Um, that's
Soap the TV show, not soap the substance (warning -- don't go to that wikipedia page unless you're okay with possibly seeing spoilers for the show).
Soap ran from 1977 to 1981 and was supposedly a spoof of daytime soap operas. However, there must have been some subversive types on the writing staff, because they kept sneaking in these poignant and/or pointed moments, most often having to do with how the other characters related to either Benson, the black servant of the rich family, played by Robert Guillame, or Jody, the gay son of the middle-class family, played by Billy Crystal.
The storylines surrounding Jody are particularly captivating. True, the writers confound homosexuality with cross-dressing and being transgendered, and there's certainly plenty of humour built around all of that. But -- Jody is never the butt of the joke. It's everyone around him, in various stages of denial, confusion, and disgust, that are the ones being made fun of.
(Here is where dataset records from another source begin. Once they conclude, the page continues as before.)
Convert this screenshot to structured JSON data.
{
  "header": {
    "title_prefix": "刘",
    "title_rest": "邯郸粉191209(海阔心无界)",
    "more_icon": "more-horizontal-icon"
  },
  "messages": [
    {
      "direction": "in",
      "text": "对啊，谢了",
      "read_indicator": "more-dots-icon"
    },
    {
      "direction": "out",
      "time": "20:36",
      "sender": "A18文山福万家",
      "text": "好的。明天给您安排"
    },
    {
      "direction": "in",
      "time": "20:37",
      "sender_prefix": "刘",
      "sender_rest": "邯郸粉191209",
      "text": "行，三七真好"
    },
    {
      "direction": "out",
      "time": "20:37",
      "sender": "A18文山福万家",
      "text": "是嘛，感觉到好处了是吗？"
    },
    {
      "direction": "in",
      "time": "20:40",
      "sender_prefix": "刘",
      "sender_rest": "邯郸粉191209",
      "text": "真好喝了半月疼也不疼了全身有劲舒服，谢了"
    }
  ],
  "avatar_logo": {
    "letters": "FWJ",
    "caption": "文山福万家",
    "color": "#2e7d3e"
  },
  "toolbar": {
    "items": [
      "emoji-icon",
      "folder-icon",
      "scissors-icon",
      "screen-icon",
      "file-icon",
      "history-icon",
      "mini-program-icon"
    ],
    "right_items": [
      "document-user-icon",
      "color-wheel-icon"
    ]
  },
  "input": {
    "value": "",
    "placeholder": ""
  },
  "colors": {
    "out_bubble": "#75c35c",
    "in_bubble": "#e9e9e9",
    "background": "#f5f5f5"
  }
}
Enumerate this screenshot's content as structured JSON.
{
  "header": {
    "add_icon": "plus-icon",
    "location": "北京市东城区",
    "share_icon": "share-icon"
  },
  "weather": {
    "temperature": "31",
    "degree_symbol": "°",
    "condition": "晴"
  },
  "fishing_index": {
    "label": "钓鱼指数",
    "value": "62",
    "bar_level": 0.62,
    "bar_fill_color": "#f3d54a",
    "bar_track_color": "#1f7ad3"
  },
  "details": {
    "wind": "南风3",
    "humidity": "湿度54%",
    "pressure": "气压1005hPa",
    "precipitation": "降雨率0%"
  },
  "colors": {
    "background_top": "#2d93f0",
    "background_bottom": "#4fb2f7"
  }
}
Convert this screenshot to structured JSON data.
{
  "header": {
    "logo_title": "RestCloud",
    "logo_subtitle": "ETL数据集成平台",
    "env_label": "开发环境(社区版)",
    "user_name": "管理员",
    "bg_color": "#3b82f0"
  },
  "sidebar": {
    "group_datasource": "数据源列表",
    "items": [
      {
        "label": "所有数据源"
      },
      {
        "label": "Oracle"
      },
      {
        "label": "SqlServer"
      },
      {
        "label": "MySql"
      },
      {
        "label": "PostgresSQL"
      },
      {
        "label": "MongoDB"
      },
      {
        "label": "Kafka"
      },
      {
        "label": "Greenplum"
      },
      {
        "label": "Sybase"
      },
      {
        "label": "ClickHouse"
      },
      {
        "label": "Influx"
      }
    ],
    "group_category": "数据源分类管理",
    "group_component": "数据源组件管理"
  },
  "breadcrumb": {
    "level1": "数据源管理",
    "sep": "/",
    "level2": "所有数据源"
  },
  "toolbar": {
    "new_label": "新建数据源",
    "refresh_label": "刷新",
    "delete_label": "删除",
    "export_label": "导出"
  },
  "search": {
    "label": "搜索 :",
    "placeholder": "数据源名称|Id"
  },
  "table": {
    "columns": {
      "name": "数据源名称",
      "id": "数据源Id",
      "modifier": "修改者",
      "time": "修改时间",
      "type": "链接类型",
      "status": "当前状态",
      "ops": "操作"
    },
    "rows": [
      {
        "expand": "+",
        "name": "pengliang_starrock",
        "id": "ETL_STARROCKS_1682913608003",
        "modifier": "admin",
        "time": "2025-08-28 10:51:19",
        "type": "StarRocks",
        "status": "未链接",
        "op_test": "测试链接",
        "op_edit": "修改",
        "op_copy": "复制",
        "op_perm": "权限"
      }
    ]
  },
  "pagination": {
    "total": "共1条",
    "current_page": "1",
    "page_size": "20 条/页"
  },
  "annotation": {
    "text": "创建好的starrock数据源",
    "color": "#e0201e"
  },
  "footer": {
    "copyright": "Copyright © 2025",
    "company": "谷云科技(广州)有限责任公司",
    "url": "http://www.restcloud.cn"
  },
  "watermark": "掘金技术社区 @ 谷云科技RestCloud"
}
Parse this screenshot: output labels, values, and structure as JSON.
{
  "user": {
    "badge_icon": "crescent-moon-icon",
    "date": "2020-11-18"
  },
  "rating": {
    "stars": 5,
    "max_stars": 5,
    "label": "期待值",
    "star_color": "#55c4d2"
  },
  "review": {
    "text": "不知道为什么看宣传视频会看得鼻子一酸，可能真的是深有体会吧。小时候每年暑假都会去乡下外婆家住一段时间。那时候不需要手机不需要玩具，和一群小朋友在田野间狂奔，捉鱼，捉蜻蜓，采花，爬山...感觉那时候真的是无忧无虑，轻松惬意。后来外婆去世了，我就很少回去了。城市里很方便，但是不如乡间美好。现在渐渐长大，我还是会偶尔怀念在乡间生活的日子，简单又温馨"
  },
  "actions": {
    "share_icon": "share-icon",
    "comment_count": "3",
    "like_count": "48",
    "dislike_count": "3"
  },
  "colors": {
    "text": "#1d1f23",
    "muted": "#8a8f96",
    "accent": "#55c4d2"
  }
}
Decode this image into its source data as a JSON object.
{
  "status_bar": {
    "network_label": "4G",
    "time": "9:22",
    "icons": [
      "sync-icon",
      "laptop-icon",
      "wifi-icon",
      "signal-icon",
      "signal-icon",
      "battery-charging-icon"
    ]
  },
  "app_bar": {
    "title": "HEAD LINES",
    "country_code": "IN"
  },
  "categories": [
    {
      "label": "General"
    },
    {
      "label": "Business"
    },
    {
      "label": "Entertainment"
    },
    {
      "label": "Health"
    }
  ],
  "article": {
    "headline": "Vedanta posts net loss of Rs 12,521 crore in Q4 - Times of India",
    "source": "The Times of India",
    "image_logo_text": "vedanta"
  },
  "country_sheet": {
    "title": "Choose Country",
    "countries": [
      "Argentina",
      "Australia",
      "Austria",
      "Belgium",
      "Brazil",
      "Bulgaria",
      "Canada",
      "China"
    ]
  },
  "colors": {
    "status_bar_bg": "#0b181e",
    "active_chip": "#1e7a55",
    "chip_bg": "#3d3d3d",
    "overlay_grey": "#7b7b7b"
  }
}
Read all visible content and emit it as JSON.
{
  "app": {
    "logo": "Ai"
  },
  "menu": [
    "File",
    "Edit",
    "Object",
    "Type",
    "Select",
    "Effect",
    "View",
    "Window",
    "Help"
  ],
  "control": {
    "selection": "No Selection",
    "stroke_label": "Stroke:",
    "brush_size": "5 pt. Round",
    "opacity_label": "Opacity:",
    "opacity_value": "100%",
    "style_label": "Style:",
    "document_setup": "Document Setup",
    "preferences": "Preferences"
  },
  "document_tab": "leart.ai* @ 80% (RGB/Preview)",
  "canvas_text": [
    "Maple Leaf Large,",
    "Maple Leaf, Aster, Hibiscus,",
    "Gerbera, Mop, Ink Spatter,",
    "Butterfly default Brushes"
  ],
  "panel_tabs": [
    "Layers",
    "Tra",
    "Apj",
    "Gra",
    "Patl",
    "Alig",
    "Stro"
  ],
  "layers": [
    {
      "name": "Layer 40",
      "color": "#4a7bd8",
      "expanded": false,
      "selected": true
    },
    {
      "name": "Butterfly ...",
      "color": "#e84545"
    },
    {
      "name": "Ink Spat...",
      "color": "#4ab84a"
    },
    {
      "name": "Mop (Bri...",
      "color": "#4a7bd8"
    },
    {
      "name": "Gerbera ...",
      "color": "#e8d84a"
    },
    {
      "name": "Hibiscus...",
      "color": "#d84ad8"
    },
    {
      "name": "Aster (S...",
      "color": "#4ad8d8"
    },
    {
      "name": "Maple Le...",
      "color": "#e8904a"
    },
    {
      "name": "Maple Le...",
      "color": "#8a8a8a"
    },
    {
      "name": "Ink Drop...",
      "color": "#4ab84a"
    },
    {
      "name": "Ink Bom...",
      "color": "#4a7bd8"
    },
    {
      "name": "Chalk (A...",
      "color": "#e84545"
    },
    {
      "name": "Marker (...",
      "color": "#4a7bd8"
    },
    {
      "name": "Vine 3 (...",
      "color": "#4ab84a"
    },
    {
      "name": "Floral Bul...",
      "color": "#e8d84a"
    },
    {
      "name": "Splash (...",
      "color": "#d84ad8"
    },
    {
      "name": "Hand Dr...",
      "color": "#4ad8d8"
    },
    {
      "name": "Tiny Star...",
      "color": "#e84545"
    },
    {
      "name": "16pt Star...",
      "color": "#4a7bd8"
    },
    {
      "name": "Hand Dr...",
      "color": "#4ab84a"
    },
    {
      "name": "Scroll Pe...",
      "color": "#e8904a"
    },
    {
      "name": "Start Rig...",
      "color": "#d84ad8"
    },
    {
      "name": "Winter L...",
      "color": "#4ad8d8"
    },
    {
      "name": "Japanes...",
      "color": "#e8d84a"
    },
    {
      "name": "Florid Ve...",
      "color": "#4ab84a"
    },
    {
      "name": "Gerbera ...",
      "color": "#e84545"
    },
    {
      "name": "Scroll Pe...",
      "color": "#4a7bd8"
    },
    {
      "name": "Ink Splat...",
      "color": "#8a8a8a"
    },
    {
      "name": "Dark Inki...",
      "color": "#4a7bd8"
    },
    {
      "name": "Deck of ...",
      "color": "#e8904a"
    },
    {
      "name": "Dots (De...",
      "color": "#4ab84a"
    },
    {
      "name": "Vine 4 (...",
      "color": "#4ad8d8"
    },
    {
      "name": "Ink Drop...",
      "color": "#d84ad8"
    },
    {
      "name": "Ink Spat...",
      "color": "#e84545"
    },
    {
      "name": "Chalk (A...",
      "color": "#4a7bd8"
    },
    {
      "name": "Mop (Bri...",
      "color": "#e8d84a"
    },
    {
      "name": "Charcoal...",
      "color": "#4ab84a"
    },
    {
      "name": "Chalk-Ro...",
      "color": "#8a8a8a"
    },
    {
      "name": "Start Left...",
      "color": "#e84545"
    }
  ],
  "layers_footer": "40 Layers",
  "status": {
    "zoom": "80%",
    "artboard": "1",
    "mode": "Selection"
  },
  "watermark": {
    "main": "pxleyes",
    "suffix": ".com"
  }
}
And then...and then they sneak in these beautiful scenes, played almost totally straight, like the one where Jody says to his disapproving stepfather, "Look at me. I'm a person, just like you. Look at me." Or the one I just watched in Episode 108, where Jody talks his brother Danny out of his steadfast denial. Danny: "You're probably not gay". Jody: "I am! And it shouldn't make any difference -- and if it does and you don't love me now because of it, then you've never loved me at all!".
You can watch it
here, if you're okay with watching an ad (if you don't want to watch the whole episode, skip to minute 9; skipping will cause another ad to play).